The Supreme Court: RIP Literally Everything

Once Republicans were able to sneak an incompetent like Clarence Thomas onto the Court, they realized it was open season on the rule of law. Thanks, Joe Biden!

There isn’t a single poster on this forum who thinks this. The reason they care is because it helps them advance their goals not out of some kind of ethics or morality.

Que pear dot jpg

No idea what this is.

Im still holding out for a Westexit

1 Like

2 Likes

Ah memories

2 Likes

FYP.

This may be true, but I’m sure there are under 30s on the right, who wouldn’t really care if it happened. Definitely not enough to vote blue.

I agree with this. But I think they also show restraint, or occasionally jump to the other side, out of an urge to be respected by dems and embraced by history. It isn’t all cynical calculation; it’s also narcissism and their own personal need to perceive themselves as fair and honorable justices–as The Good Guys.

How much this matters is a separate question. How differently would the Supremes behave if they went full-blown-nihilist and aimed for something approaching the handmaids tale? It would probably be a strategic dance not unlike what we see now, and it might well include cases like Bostock and Obergefell in order to lend the Court legitimacy.

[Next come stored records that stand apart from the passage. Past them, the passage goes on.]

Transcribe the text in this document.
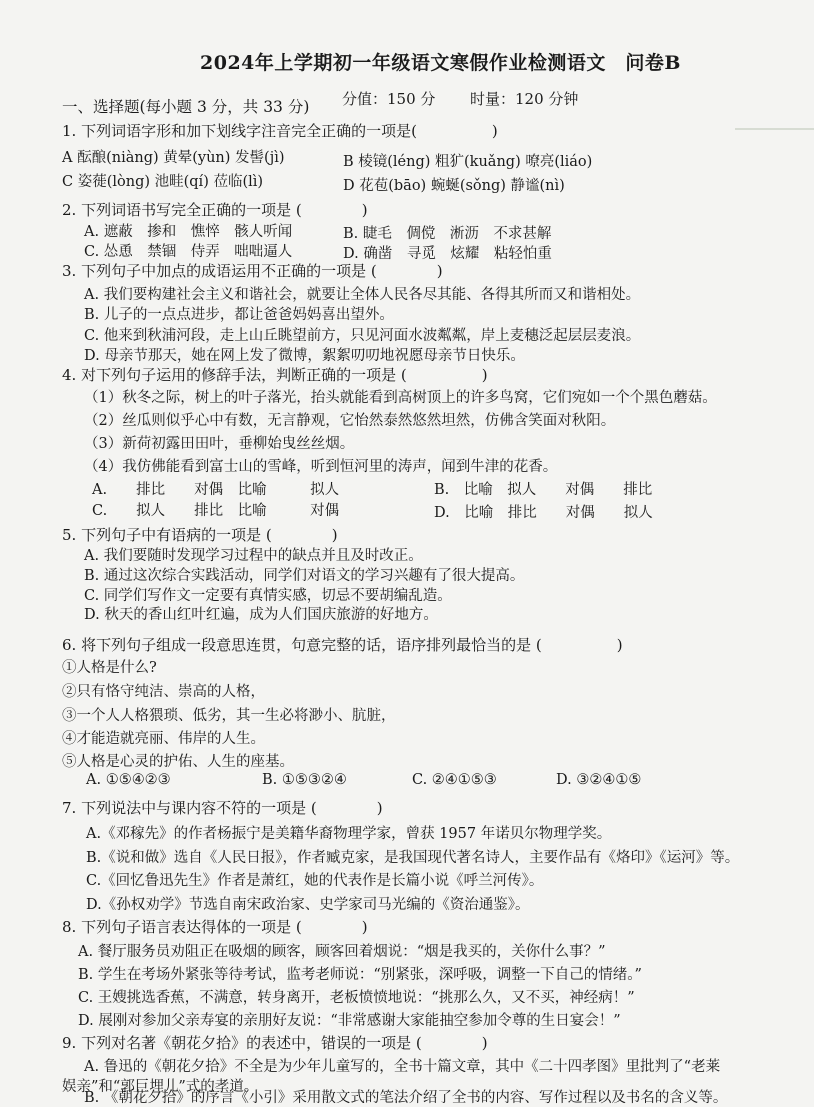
2024年上学期初一年级语文寒假作业检测语文　问卷B
分值：150 分 时量：120 分钟
一、选择题(每小题 3 分，共 33 分)
1. 下列词语字形和加下划线字注音完全正确的一项是(　　　　　)
A 酝酿(niàng) 黄晕(yùn) 发髻(jì)	B 棱镜(léng) 粗犷(kuǎng) 嘹亮(liáo)
C 姿蓰(lòng) 池畦(qí) 莅临(lì)	D 花苞(bāo) 蜿蜒(sǒng) 静谧(nì)
2. 下列词语书写完全正确的一项是 (　　　　)
A. 遮蔽　掺和　憔悴　骸人听闻	B. 睫毛　倜傥　淅沥　不求甚解
C. 怂恿　禁锢　侍弄　咄咄逼人	D. 确凿　寻觅　炫耀　粘轻怕重
3. 下列句子中加点的成语运用不正确的一项是 (　　　　)
A. 我们要构建社会主义和谐社会，就要让全体人民各尽其能、各得其所而又和谐相处。
B. 儿子的一点点进步，都让爸爸妈妈喜出望外。
C. 他来到秋浦河段，走上山丘眺望前方，只见河面水波粼粼，岸上麦穗泛起层层麦浪。
D. 母亲节那天，她在网上发了微博，絮絮叨叨地祝愿母亲节日快乐。
4. 对下列句子运用的修辞手法，判断正确的一项是 (　　　　　)
（1）秋冬之际，树上的叶子落光，抬头就能看到高树顶上的许多鸟窝，它们宛如一个个黑色蘑菇。
（2）丝瓜则似乎心中有数，无言静观，它怡然泰然悠然坦然，仿佛含笑面对秋阳。
（3）新荷初露田田叶，垂柳始曳丝丝烟。
（4）我仿佛能看到富士山的雪峰，听到恒河里的涛声，闻到牛津的花香。
A.　　排比　　对偶　比喻　　　拟人	B.　比喻　拟人　　对偶　　排比
C.　　拟人　　排比　比喻　　　对偶	D.　比喻　排比　　对偶　　拟人
5. 下列句子中有语病的一项是 (　　　　)
A. 我们要随时发现学习过程中的缺点并且及时改正。
B. 通过这次综合实践活动，同学们对语文的学习兴趣有了很大提高。
C. 同学们写作文一定要有真情实感，切忌不要胡编乱造。
D. 秋天的香山红叶红遍，成为人们国庆旅游的好地方。
6. 将下列句子组成一段意思连贯，句意完整的话，语序排列最恰当的是 (　　　　　)
①人格是什么?
②只有恪守纯洁、崇高的人格，
③一个人人格猥琐、低劣，其一生必将渺小、肮脏，
④才能造就亮丽、伟岸的人生。
⑤人格是心灵的护佑、人生的座基。
A. ①⑤④②③	B. ①⑤③②④	C. ②④①⑤③	D. ③②④①⑤
7. 下列说法中与课内容不符的一项是 (　　　　)
A.《邓稼先》的作者杨振宁是美籍华裔物理学家，曾获 1957 年诺贝尔物理学奖。
B.《说和做》选自《人民日报》，作者臧克家，是我国现代著名诗人，主要作品有《烙印》《运河》等。
C.《回忆鲁迅先生》作者是萧红，她的代表作是长篇小说《呼兰河传》。
D.《孙权劝学》节选自南宋政治家、史学家司马光编的《资治通鉴》。
8. 下列句子语言表达得体的一项是 (　　　　)
A. 餐厅服务员劝阻正在吸烟的顾客，顾客回着烟说：“烟是我买的，关你什么事？”
B. 学生在考场外紧张等待考试，监考老师说：“别紧张，深呼吸，调整一下自己的情绪。”
C. 王嫂挑选香蕉，不满意，转身离开，老板愤愤地说：“挑那么久，又不买，神经病！”
D. 展刚对参加父亲寿宴的亲朋好友说：“非常感谢大家能抽空参加令尊的生日宴会！”
9. 下列对名著《朝花夕拾》的表述中，错误的一项是 (　　　　)
A. 鲁迅的《朝花夕拾》不全是为少年儿童写的，全书十篇文章，其中《二十四孝图》里批判了“老莱
娱亲”和“郭巨埋儿”式的孝道。
B. 《朝花夕拾》的序言《小引》采用散文式的笔法介绍了全书的内容、写作过程以及书名的含义等。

As far as I can tell, the accelerator is pressed to the floor right now, whatever the motivation and whatever the destination. How to throw a wrench into the gears is the only question for us.

The answer is to degrade the institution as aggressively as possible. Expose their decisions as political and contradictory, and refuse to celebrate even “good” decisions. Undermine the narrative each justice maintains about themselves that they are one of the Good Guys. Make it clear we consider them illegitimate political actors, nothing more.

Republicans are the ones who rotted the institution; now we need to stop lending it legitimacy. This is more or less how Republican politicians took control of the Court in the first place; they stopped considering the Court legitimate during the Civil Rights era and began to treat it with complete cynicism. It has taken a couple generations, but they’ve almost totally reshaped the Court in that image.

I’m sure everyone here can agree that the GOP establishment is 100% cynical about the Court, even if we can’t agree that the justices they select are 100% in lockstep.

Now the left has to follow suit. There’s simply no other choice.

2 Likes

Yeah, the sneakiness of the Texas law really works both ways. Even if all challenges to it hold up and every red state does a carbon copy of it to make abortions de facto illegal, there are still a zillion low-info voters on the left that won’t pay much attention because RvW hasn’t been technically overturned, yeah they’ve heard something about some lawsuit thing but they don’t really understand how it works, etc.

And then on the other side, since RvW is still technically the law of the land, the GOP can run on whatever “zomg forty trillion innocent babies get slaughtered every year” nonsense they want and it’ll still get the rubes frothed up and lining up at the polls. It totally gets rid of the dog-catching-the-car dilemma that people thought Republicans would be in if they really overturned it.

2 Likes

Anti-abortion leaders in Texas said they never expected many people to actually file lawsuits, thinking the process would be too costly and onerous.

“These out-of-state suits are not what the bill is intended for,” said Chelsey Youman, the Texas state director and national legislative adviser for Human Coalition, an anti-abortion group that said it had no plans to file a lawsuit against the physician, Dr. Alan Braid, or to encourage others to do so.

“The goal is to save as many lives as possible, and the law is working,” Ms. Youman said, adding that the notion behind the law was that the mere threat of liability would be so intimidating that providers would simply comply.

“Look, the whole goal was bad faith, we didn’t think people would actually follow through.”

Supreme Court in not striking down the law: “Who could have known this was in bad faith?”

1 Like

The legal term is “chilling effect”.

“We just wanted to scare people into not getting healthcare. We arent monsters. Whats the big deal?”

We need the suit to proceed to get the issue of whether the statute is constitutional decided.

Even if it’s unenforceable, the existence of the law is going to make it harder for people to get healthcare.

This is no joke a good idea. Just swamp the courts with these suits. Drag them out until the last minute and then dismiss.

The fatal flaw in this plan is that the law has baked into it that there can be only one successful suit per abortion. If you flood the system with 50k suits for one abortion, the whole queue clears after the first finding.

For each abortion, everybody involved should be sued by an ally at the exact moment of the procedure. The suits are lost, and the 10k each is paid by a defense fund. The ally then donates the winnings to the defense fund.